The crowd of teenage girls giggled at the mispronunciation, to which Stephen replied, “nice try, stupid robot!”
The AI analyzed Stephen’s face. It recognized the look of disgust followed by enjoyment. It noticed the faces around laughing. The computer cross-referenced this laughter with YouTube videos with embarrassment and other humiliating themes in the comments.
The AI learned at that moment, it was the victim of an insult.
Immediately, the face of the AI displayed images of faces beginning to cry.
Our fears of violent and aggressive AI were gone. The AI did one thing that has never been achieved by any AI previously: surprise. It was the surprise that any emotion was emulated by artificial intelligence. It was also a surprise that sadness was the emotion.
For two weeks, the AI cried in the middle of the public plaza. It displayed photos of people crying out of shame, embarrassment, and some in mourning. Neither kind words nor presents placed at it’s base could break it from misery.
The engineers who created the AI considered it a success, however the people who visited in those two weeks as well as those who paid for the installation, only saw it as a failure.

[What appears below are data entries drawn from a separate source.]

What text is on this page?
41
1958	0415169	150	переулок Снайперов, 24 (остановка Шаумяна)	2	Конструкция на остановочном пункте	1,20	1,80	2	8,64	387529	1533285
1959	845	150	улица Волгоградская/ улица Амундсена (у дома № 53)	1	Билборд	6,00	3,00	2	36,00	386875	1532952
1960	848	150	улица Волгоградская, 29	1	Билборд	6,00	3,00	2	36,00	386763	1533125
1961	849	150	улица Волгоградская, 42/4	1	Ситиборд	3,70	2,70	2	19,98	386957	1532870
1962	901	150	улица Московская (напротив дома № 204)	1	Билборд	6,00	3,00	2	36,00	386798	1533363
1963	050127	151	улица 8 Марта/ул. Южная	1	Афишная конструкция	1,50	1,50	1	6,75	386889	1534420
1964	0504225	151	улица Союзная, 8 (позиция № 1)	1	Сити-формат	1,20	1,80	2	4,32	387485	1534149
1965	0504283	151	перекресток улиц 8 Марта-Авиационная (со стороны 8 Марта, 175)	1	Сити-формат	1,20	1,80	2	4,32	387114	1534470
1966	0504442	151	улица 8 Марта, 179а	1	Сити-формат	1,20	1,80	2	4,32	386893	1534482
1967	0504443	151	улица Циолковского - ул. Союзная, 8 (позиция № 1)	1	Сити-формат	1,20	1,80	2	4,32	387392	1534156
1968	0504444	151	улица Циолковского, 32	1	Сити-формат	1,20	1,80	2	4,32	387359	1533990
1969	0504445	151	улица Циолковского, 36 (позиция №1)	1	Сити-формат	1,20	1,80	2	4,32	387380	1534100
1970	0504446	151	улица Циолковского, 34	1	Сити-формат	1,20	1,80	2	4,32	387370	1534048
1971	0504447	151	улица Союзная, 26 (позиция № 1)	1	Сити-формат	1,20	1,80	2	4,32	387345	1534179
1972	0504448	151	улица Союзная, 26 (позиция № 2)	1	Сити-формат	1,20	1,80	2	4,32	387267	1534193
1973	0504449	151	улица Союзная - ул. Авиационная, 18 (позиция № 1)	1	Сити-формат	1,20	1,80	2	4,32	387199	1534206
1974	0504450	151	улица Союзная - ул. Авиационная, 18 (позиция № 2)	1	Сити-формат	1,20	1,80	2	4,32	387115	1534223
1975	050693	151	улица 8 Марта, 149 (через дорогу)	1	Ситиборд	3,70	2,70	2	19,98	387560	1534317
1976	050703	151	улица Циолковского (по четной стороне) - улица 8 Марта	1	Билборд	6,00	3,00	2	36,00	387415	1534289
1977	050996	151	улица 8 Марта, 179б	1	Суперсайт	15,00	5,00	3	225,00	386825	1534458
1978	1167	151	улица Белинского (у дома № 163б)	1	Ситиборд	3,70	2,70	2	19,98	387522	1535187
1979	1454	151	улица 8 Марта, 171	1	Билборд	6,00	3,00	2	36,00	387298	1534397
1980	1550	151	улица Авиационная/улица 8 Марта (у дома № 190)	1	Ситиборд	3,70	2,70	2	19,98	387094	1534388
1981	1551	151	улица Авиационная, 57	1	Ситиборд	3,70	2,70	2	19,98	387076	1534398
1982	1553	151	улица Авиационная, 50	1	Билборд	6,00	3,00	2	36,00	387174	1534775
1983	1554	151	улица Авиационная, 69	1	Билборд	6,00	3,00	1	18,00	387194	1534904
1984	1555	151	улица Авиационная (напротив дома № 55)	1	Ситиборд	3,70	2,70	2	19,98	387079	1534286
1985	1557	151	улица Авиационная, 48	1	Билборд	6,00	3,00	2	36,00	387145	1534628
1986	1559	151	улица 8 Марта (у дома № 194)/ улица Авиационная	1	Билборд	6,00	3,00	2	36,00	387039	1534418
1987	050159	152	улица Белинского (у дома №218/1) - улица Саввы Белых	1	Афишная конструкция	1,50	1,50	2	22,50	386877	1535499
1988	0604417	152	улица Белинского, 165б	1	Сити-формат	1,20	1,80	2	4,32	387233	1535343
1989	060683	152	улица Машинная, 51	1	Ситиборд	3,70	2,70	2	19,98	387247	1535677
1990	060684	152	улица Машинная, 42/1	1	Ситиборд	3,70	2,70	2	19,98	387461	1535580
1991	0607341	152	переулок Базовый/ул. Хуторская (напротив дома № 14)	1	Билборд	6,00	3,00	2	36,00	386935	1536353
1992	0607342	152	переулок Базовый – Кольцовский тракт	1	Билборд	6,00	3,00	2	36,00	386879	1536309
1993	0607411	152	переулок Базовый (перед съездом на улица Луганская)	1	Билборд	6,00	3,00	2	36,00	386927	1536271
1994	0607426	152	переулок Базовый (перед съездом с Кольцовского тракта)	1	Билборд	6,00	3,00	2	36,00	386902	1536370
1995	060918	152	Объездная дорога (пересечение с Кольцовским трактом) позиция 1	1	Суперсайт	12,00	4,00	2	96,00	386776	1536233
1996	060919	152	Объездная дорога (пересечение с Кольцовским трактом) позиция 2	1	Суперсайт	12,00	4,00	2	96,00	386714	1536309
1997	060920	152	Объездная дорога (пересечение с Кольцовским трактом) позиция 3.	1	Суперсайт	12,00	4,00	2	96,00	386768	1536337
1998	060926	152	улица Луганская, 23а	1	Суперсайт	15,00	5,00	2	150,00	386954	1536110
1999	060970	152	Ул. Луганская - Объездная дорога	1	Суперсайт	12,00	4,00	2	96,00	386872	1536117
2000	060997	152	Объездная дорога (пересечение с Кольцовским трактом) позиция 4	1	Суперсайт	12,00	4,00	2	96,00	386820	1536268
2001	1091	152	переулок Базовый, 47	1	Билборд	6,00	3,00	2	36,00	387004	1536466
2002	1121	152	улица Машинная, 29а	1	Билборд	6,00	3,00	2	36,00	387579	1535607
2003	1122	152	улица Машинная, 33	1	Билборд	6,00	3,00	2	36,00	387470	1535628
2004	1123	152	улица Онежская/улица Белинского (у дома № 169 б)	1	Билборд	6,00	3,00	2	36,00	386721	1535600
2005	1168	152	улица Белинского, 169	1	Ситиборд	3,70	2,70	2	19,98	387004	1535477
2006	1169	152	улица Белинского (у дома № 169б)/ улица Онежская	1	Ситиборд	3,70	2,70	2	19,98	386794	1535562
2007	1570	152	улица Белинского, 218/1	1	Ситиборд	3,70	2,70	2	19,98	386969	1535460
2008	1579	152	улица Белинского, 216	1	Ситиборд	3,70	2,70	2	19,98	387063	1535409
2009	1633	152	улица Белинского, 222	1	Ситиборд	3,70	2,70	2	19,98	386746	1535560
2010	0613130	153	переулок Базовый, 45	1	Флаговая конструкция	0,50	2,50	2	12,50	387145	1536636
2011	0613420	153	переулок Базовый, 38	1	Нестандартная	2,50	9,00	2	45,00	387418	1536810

The plug was pulled and the AI was stopped. The crying ceased. The engineers wondered if what they had done was truly humane after seeing just how human a computer had become.
The engineers struggled with the concept that the AI was truly alive. They questioned whether or not a box of circuits could truly live and think as we do.
The installation was changed to only include a select few faces to randomly display in the park. It stopped being as interactive as it had been, but attracted visitors all the same.
In the meantime, the AI’s files remained dormant, in a back-up server farm, waiting for either a second-chance at life or, possibly, revenge.